The rail regulator’s annual assessment of Network Rail found that delays to passenger trains attributed to its Wales and Western region – which extends from London Paddington to Penzance via Reading, Swindon, Bristol, Exeter and Plymouth as well as to Cardiff and Swansea – were lower than expected – with 1.62 minutes of delay per 100km of train travel – against the forecast level of 1.88 minutes of delay per 100km of train travel.

Passenger performance was better on its Western route – with Network Rail delivering its best train service for a decade, for all operators – compared to its Wales route, which was severely impacted by bad weather.

The region also delivered good levels of performance for freight operators.

The annual assessment of Network Rail also found that its Wales and Western region delivered its planned renewals work while exceeding its target (£42m) for efficiency savings by £8m, contributing £50m to Network Rail’s overall efficiency improvements of £385m in the first year of control period 6 (CP6).

The Region’s health and safety performance was mixed; while lost time to worker injury improved, level crossing risk has slightly risen due the increasing numbers of trains and crossing users.

John Larkinson, Chief Executive, ORR said: “Passenger and freight performance has been better than the levels forecast and its Western route achieved its best train service delivery for a decade.

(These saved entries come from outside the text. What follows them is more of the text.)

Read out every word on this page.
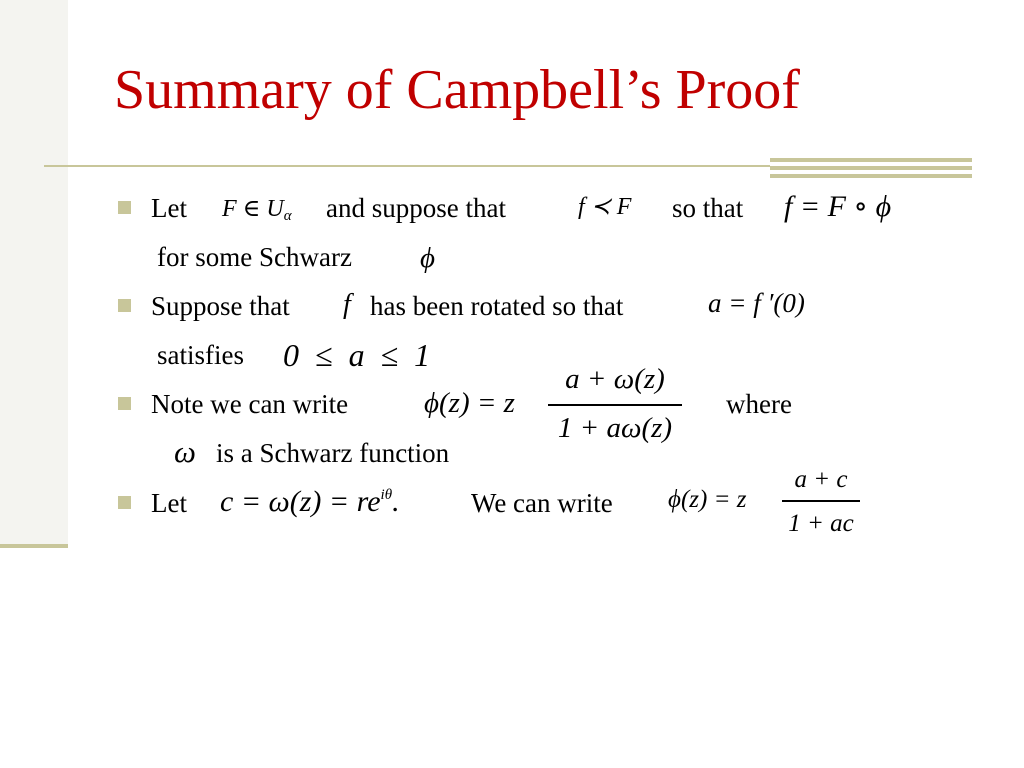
Summary of Campbell’s Proof
Let F ∈ $U_\alpha$ and suppose that	f ≺ F so that f = F ∘ ϕ
for some Schwarz ϕ
Suppose that f has been rotated so that	a = f ′(0)
satisfies 0  ≤  a  ≤  1
Note we can write	ϕ(z) = z
a + ω(z)
1 + aω(z)
where
ω is a Schwarz function
Let $c = \omega(z) = re^{i\theta}$.	We can write ϕ(z) = z
a + c
1 + ac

“But its Wales route needs to improve on its performance with delays caused by Network Rail leading to worse than expected performance.

“The region has delivered strongly on efficiency in the first year of its five year plan, with savings above target, which is good news for taxpayers and passengers.

“We set Network Rail nationally a £3.5bn efficiency improvement challenge over five years and the Wales and Western region has made a good start in contributing to these savings.”